How should I deal with an uncomfortable"flash to the past?"
November 6, 2007 12:14 AM   Subscribe

Any suggestions for snapping out of a rather too-absorbing trip down memory lane?

I recently decided to polish up a very long essay I wrote many years ago but the experience became eerie. I spent months writing that essay and the couple of hours I spent re-reading it just now has brought back memories from that period in all its glorious and sordid detail.

Vividly remembering the atmosphere/my own feelings/emotions from that period is really creepy. I feel transported into a time, that, though it was fun, was also quite intense and emotional.

Remembering/perhaps reliving my state of mind from back then is distracting me from being in the current moment and doing what I would otherwise do. Any suggestions from snapping out of a rather too-absorbing trip down memory lane?
posted by gregb1007 to Society & Culture (12 answers total) 3 users marked this as a favorite
 
Go to sleep. Take a long walk. Get absorbed in a book.
posted by ottereroticist at 12:28 AM on November 6, 2007


Think about the reasons why you're not like that anymore.
posted by rhizome at 12:40 AM on November 6, 2007 [1 favorite]


Turn the TV or radio to a news channel, with the volume UP, and get your mind to focus on current events for a couple of hours. That usually works to snap me out of moments when I'm too immersed in misty water-color memmmmmories.
posted by amyms at 12:44 AM on November 6, 2007


Maybe check in with a friend or family member, ideally in person, and find out his or her latest news. Past you is on center stage and present you is the audience; it might bring you back to now to give that audience-like attention to someone in your present life.
posted by Your Time Machine Sucks at 2:14 AM on November 6, 2007


Celebrate the fact that you're able to do that and as ottereroticist says, immerse yourself in another book or project.
posted by ceri richard at 3:29 AM on November 6, 2007


Don't think about it anymore. If you catch yourself thinking about it, do something else. Occupy your mind with other things. That may sound flippant, but it's true.
posted by zardoz at 3:56 AM on November 6, 2007


When I'm having a really vivid flashback, it helps me snap out of things by describing my surroundings, either to myself or to a friend. By the time you're talking about the color of the buttons on the remote, the flashback should be receding.
posted by tigerjade at 4:38 AM on November 6, 2007


Drink a bottle of wine, get really emotional, get it out of your system, forget it happened the next day.

Or just take a walk...
posted by roygbv at 5:16 AM on November 6, 2007


I did this recently, isn't the brain an amazing thing? In my case, I went back to a house that I hadn't really been to since me and my ex had lived there and it was a weird time capsule of what my life had been like before I'd met him and while I was with him and it was just like ZAP, wow.

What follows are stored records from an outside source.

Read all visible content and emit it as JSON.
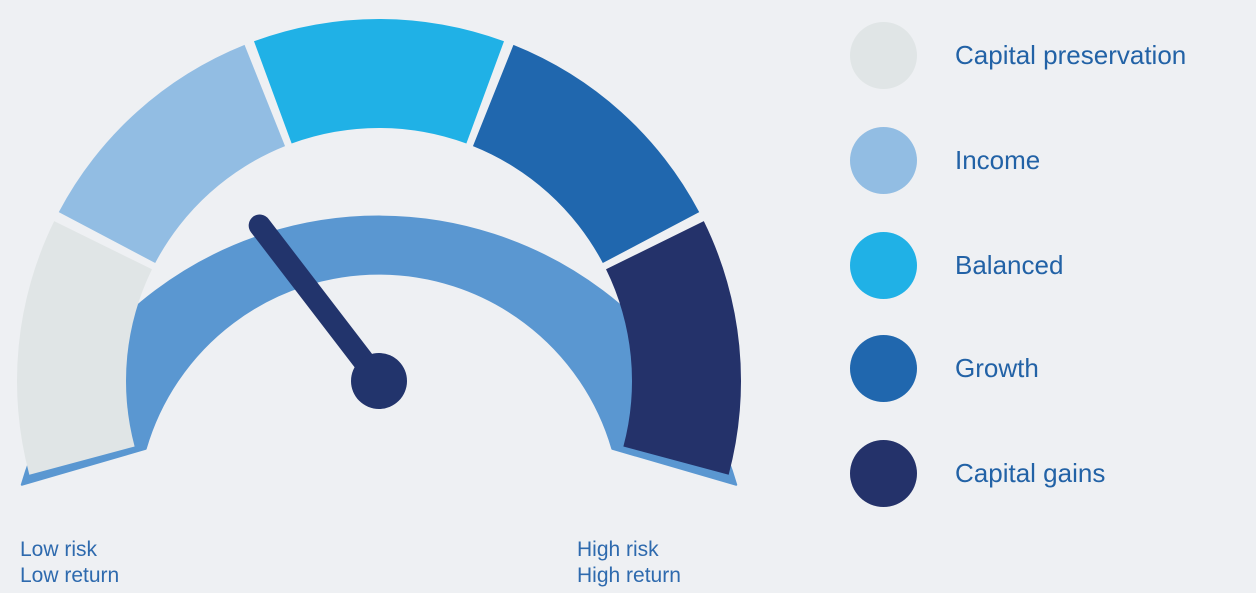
{
  "colors": {
    "background": "#eef0f3",
    "outline": "#5a97d1",
    "needle": "#22346c",
    "label_text": "#2e6aae"
  },
  "gauge": {
    "needle_level": 0.25,
    "segments": [
      {
        "name": "Capital preservation",
        "color": "#e0e5e6"
      },
      {
        "name": "Income",
        "color": "#92bde3"
      },
      {
        "name": "Balanced",
        "color": "#20b1e6"
      },
      {
        "name": "Growth",
        "color": "#2067ae"
      },
      {
        "name": "Capital gains",
        "color": "#24326a"
      }
    ],
    "low_label": {
      "line1": "Low risk",
      "line2": "Low return"
    },
    "high_label": {
      "line1": "High risk",
      "line2": "High return"
    }
  },
  "legend": {
    "items": [
      {
        "label": "Capital preservation",
        "color": "#e0e5e6"
      },
      {
        "label": "Income",
        "color": "#92bde3"
      },
      {
        "label": "Balanced",
        "color": "#20b1e6"
      },
      {
        "label": "Growth",
        "color": "#2067ae"
      },
      {
        "label": "Capital gains",
        "color": "#24326a"
      }
    ]
  }
}
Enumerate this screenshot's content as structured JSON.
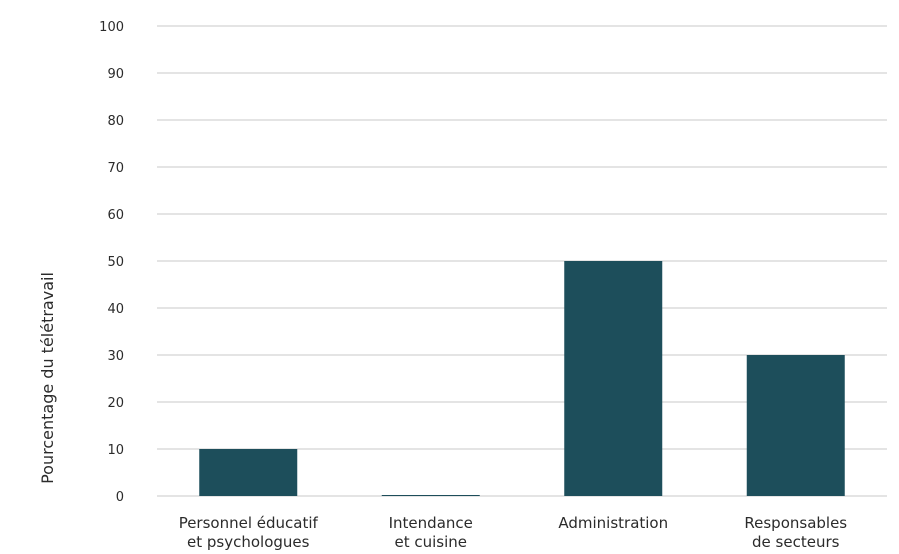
{
  "chart_data": {
    "type": "bar",
    "ylabel": "Pourcentage du télétravail",
    "ylim": [
      0,
      100
    ],
    "yticks": [
      0,
      10,
      20,
      30,
      40,
      50,
      60,
      70,
      80,
      90,
      100
    ],
    "grid": true,
    "categories": [
      [
        "Personnel éducatif",
        "et psychologues"
      ],
      [
        "Intendance",
        "et cuisine"
      ],
      [
        "Administration"
      ],
      [
        "Responsables",
        "de secteurs"
      ]
    ],
    "values": [
      10,
      0,
      50,
      30
    ],
    "bar_color": "#1d4e5b"
  }
}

And you know, I just brooded over it for a while and then said, you know, I like where I am now quite a bit, so that was (may have been) a necessary path to go through to get here. In short, I put it away again. If the problem is that it's bringing up undealt-with-emotions then you need to deal with them however you usually cope "gee I wish my life had turned out differently" or "wow I wonder what happened to that person I used to care deeply about?" or "I'm really not where I thought I was going to be right now"

I sort of break it down into desires. What is your heart/mind desiring that causes these reliving episodes to be so vivid and distracting? What do you WANT that is causing this change of focus? Is it something you can't have? Can you channel that energy into moving in that direction? Do you just need a good cry/fuck/walk to get it out of your system? Is there someone you need to call? Sometimes overthinking through these things makes them go away. Other times you need some sort of suitably placed distraction until time works out the emotions you may not be able to process.
posted by jessamyn at 7:16 AM on November 6, 2007 [1 favorite]


This happened to me a couple years back and ended up spurring me into trying to read all the novels of Philip K. Dick. I needed a project to take my mind off my past and boy howdy did I get it.
posted by crinklebat at 8:05 AM on November 6, 2007


When all else fails, Jack Daniels is still your friend.
posted by allkindsoftime at 10:03 AM on November 6, 2007


I've heard that sometimes when people experience something unpleasant or even traumatizing, one tactic is to desensitize yourself to it by reliving it repeatedly, obsessing over the details, feeling the emotions, etc. until it no longer has any interest or power for you. If the other ideas don't work, maybe this is a good way.

It's like watching an intense movie. After the third time, it gets kinda boring and expected. You move on to something else naturally.